Лиза посмотрела на него, будто плюнула в глаза:

— Да разве я из-за сапог? Хай они ими подавятся! Куда мы едем, Степан, кому мы там нужны? Кто мимо ни идет, всякий щипнет. А как под забором попрошайничать доведется, тогда что?

— И там люди живут, — буркнул Степан.

— Живут, потому что корень их там. А мы с тобой ничьи, от своих удрали, к чужим не прибились. Мы с тобой сухая трава, сколько ветер ее по полю ни катит, в землю не врастет, ростка не даст, только и годится, что на навоз.

— Мне нет пути назад. А ты со мной связана. И прикуси язык…

Примолкла Лиза, а слезы все катились. И у Шуляка на небритых щеках что-то блеснуло. С Днепра дул верховик, собиралась метель. Пес бездомный, вот кто он теперь, Степан Конюша.

Многих бивал Степан в эти годы, а теперь вот возвращались удары, он уже по колено в смерти увяз, как в котле со смолой. И вдруг его словно на вилы подняло — безумная мысль пронзила: «А что, если все эти бабские бредни про тот свет, про пекло, котлы со смолой — правда, если и на том свете нет мне спасения, а суд, пусть не людской, так божий, — будет и отвечать за содеянное на земле придется?!»

Кто знает, что лучше: жить или помереть?

Все решилось само собой…

В Сиволоже таких, как Степан, собирали в отряд. Деваться было некуда: согласия никто не спрашивал.

Взяв в руки винтовку листвинского полицая, который накануне сгорел от водки, Шуляк почувствовал себя увереннее. Казалось, прежнее возвращается: он снова в силе и даже командует дюжиной полицаев, сбежавших из приднепровских сел. Из микуличан в Сиволож только один Костюк пробился, остальные остались под большевиками, теперь открещиваются от немцев и на него все валят. Костюк пил страшно. И все пили, как перед погибелью; спирт, консервы, шоколад доставали у немцев; обозы застревали в грязи, будто сама мать-земля хватала за колеса, начало зимы выдалось гнилое — то снег, то дождь.

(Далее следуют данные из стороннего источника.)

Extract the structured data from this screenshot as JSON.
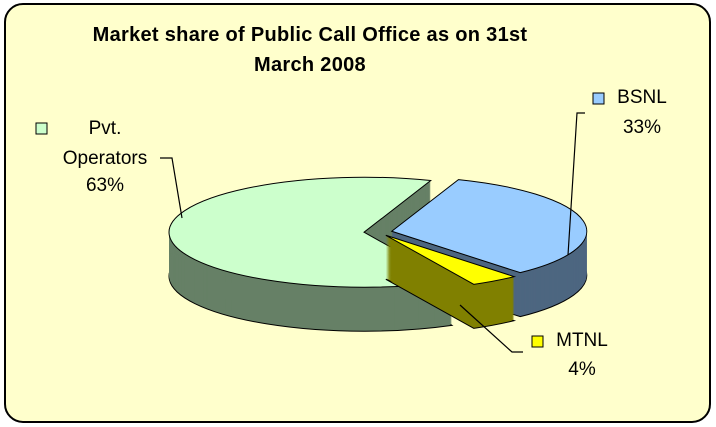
{
  "chart_data": {
    "type": "pie",
    "title": "Market share of Public Call Office as on 31st March 2008",
    "categories": [
      "BSNL",
      "MTNL",
      "Pvt. Operators"
    ],
    "values": [
      33,
      4,
      63
    ],
    "value_labels": [
      "33%",
      "4%",
      "63%"
    ],
    "colors": [
      "#99ccff",
      "#ffff00",
      "#ccffcc"
    ]
  }
}
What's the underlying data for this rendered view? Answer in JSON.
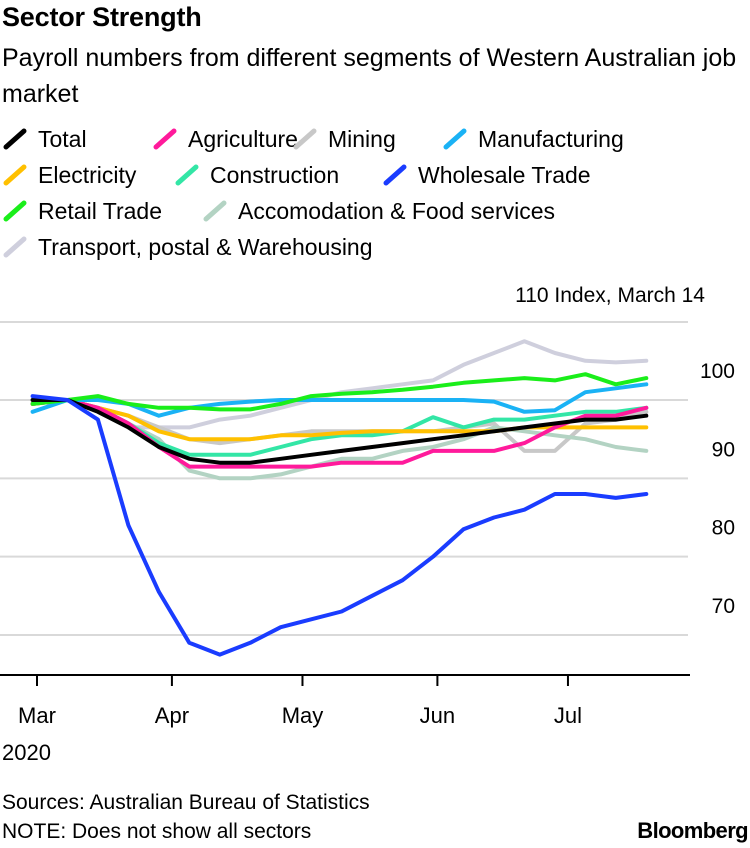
{
  "title": "Sector Strength",
  "subtitle": "Payroll numbers from different segments of Western Australian job market",
  "chart_data": {
    "type": "line",
    "title": "Sector Strength",
    "subtitle": "Payroll numbers from different segments of Western Australian job market",
    "ylabel": "Index, March 14",
    "ylabel_value": "110",
    "y_ticks": [
      70,
      80,
      90,
      100
    ],
    "ylim": [
      64,
      112
    ],
    "y_axis_side": "right",
    "x_range": [
      0,
      142
    ],
    "x_ticks": [
      {
        "label": "Mar",
        "day": 0
      },
      {
        "label": "Apr",
        "day": 31
      },
      {
        "label": "May",
        "day": 61
      },
      {
        "label": "Jun",
        "day": 92
      },
      {
        "label": "Jul",
        "day": 122
      }
    ],
    "year_label": "2020",
    "x_unit": "days since March 1, 2020",
    "x": [
      -1,
      7,
      14,
      21,
      28,
      35,
      42,
      49,
      56,
      63,
      70,
      77,
      84,
      91,
      98,
      105,
      112,
      119,
      126,
      133,
      140
    ],
    "series": [
      {
        "name": "Total",
        "color": "#000000",
        "values": [
          100,
          100,
          98.5,
          96.5,
          94,
          92.5,
          92,
          92,
          92.5,
          93,
          93.5,
          94,
          94.5,
          95,
          95.5,
          96,
          96.5,
          97,
          97.5,
          97.5,
          98
        ]
      },
      {
        "name": "Agriculture",
        "color": "#ff1a9b",
        "values": [
          99.5,
          100,
          99,
          97,
          94,
          91.5,
          91.5,
          91.5,
          91.5,
          91.5,
          92,
          92,
          92,
          93.5,
          93.5,
          93.5,
          94.5,
          96.5,
          98,
          98,
          99
        ]
      },
      {
        "name": "Mining",
        "color": "#c8c8c8",
        "values": [
          100,
          100,
          99,
          98,
          96.5,
          95,
          94.5,
          95,
          95.5,
          96,
          96,
          96,
          96,
          96,
          96.5,
          97,
          93.5,
          93.5,
          97,
          97.5,
          98.5
        ]
      },
      {
        "name": "Manufacturing",
        "color": "#1ab2f5",
        "values": [
          98.5,
          100,
          100,
          99.5,
          98,
          99,
          99.5,
          99.8,
          100,
          100,
          100,
          100,
          100,
          100,
          100,
          99.8,
          98.5,
          98.7,
          101,
          101.5,
          102
        ]
      },
      {
        "name": "Electricity",
        "color": "#ffc000",
        "values": [
          99.5,
          100,
          99,
          98,
          96,
          95,
          95,
          95,
          95.5,
          95.5,
          95.8,
          96,
          96,
          96,
          96,
          96,
          96.5,
          96.5,
          96.5,
          96.5,
          96.5
        ]
      },
      {
        "name": "Construction",
        "color": "#33e6a6",
        "values": [
          99.5,
          100,
          99,
          97,
          94.5,
          93,
          93,
          93,
          94,
          95,
          95.5,
          95.5,
          96,
          97.8,
          96.5,
          97.5,
          97.5,
          98,
          98.5,
          98.5,
          99
        ]
      },
      {
        "name": "Wholesale Trade",
        "color": "#1a3cff",
        "values": [
          100.5,
          100,
          97.5,
          84,
          75.5,
          69,
          67.5,
          69,
          71,
          72,
          73,
          75,
          77,
          80,
          83.5,
          85,
          86,
          88,
          88,
          87.5,
          88
        ]
      },
      {
        "name": "Retail Trade",
        "color": "#1aee1a",
        "values": [
          99.5,
          100,
          100.5,
          99.5,
          99,
          99,
          98.8,
          98.8,
          99.5,
          100.5,
          100.8,
          101,
          101.3,
          101.7,
          102.2,
          102.5,
          102.8,
          102.5,
          103.3,
          102,
          102.8
        ]
      },
      {
        "name": "Accomodation & Food services",
        "color": "#b3d3c3",
        "values": [
          100,
          100,
          99,
          97,
          95,
          91,
          90,
          90,
          90.5,
          91.5,
          92.5,
          92.5,
          93.5,
          94,
          95,
          96.5,
          96,
          95.5,
          95,
          94,
          93.5
        ]
      },
      {
        "name": "Transport, postal & Warehousing",
        "color": "#cfcfdd",
        "values": [
          100,
          100,
          98.5,
          96.5,
          96.5,
          96.5,
          97.5,
          98,
          99,
          100,
          101,
          101.5,
          102,
          102.5,
          104.5,
          106,
          107.5,
          106,
          105,
          104.8,
          105
        ]
      }
    ]
  },
  "legend_rows": [
    [
      "Total",
      "Agriculture",
      "Mining",
      "Manufacturing"
    ],
    [
      "Electricity",
      "Construction",
      "Wholesale Trade"
    ],
    [
      "Retail Trade",
      "Accomodation & Food services"
    ],
    [
      "Transport, postal & Warehousing"
    ]
  ],
  "sources": "Sources: Australian Bureau of Statistics",
  "note": "NOTE: Does not show all sectors",
  "brand": "Bloomberg"
}
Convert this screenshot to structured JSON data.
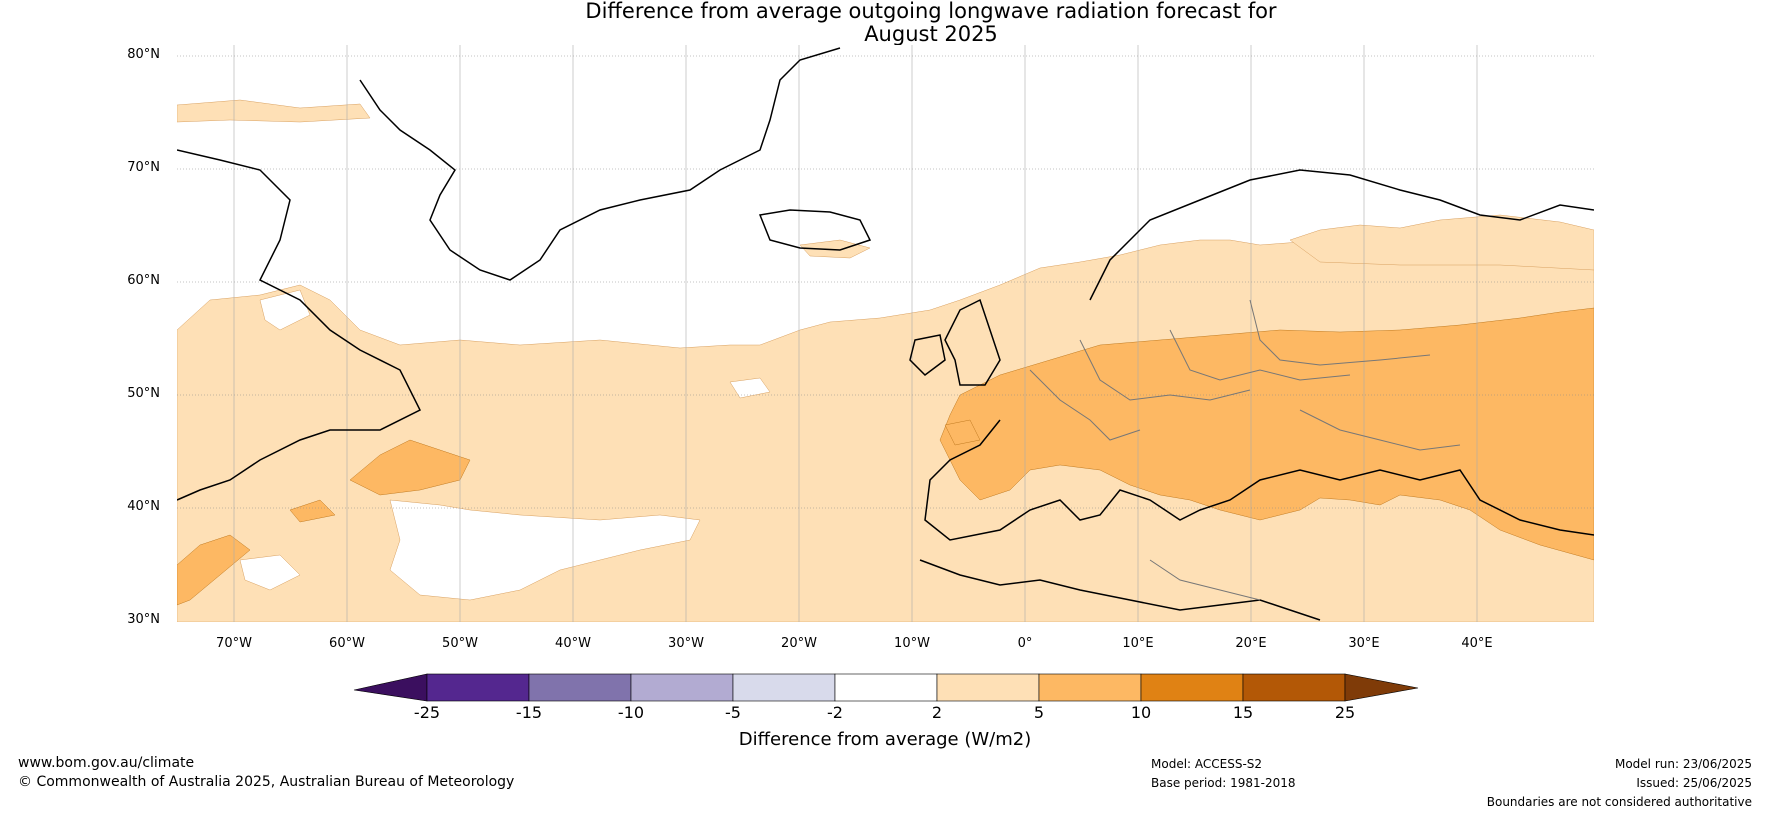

Степан пил теперь мало: и хмельной чувствовал петлю на шее, чувствовал, как узлом врезается она в горло. Советские войска, освободив полосу вдоль Днепра, перешли к обороне. Но это была лишь короткая остановка, и все это понимали. Гремело на Букринском плацдарме, гремело южнее, под Корсунь-Шевченковским, гулом отдавалось на западе, со стороны Житомира. Петлю на шее чувствовал не только Шуляк, но и целые немецкие армии.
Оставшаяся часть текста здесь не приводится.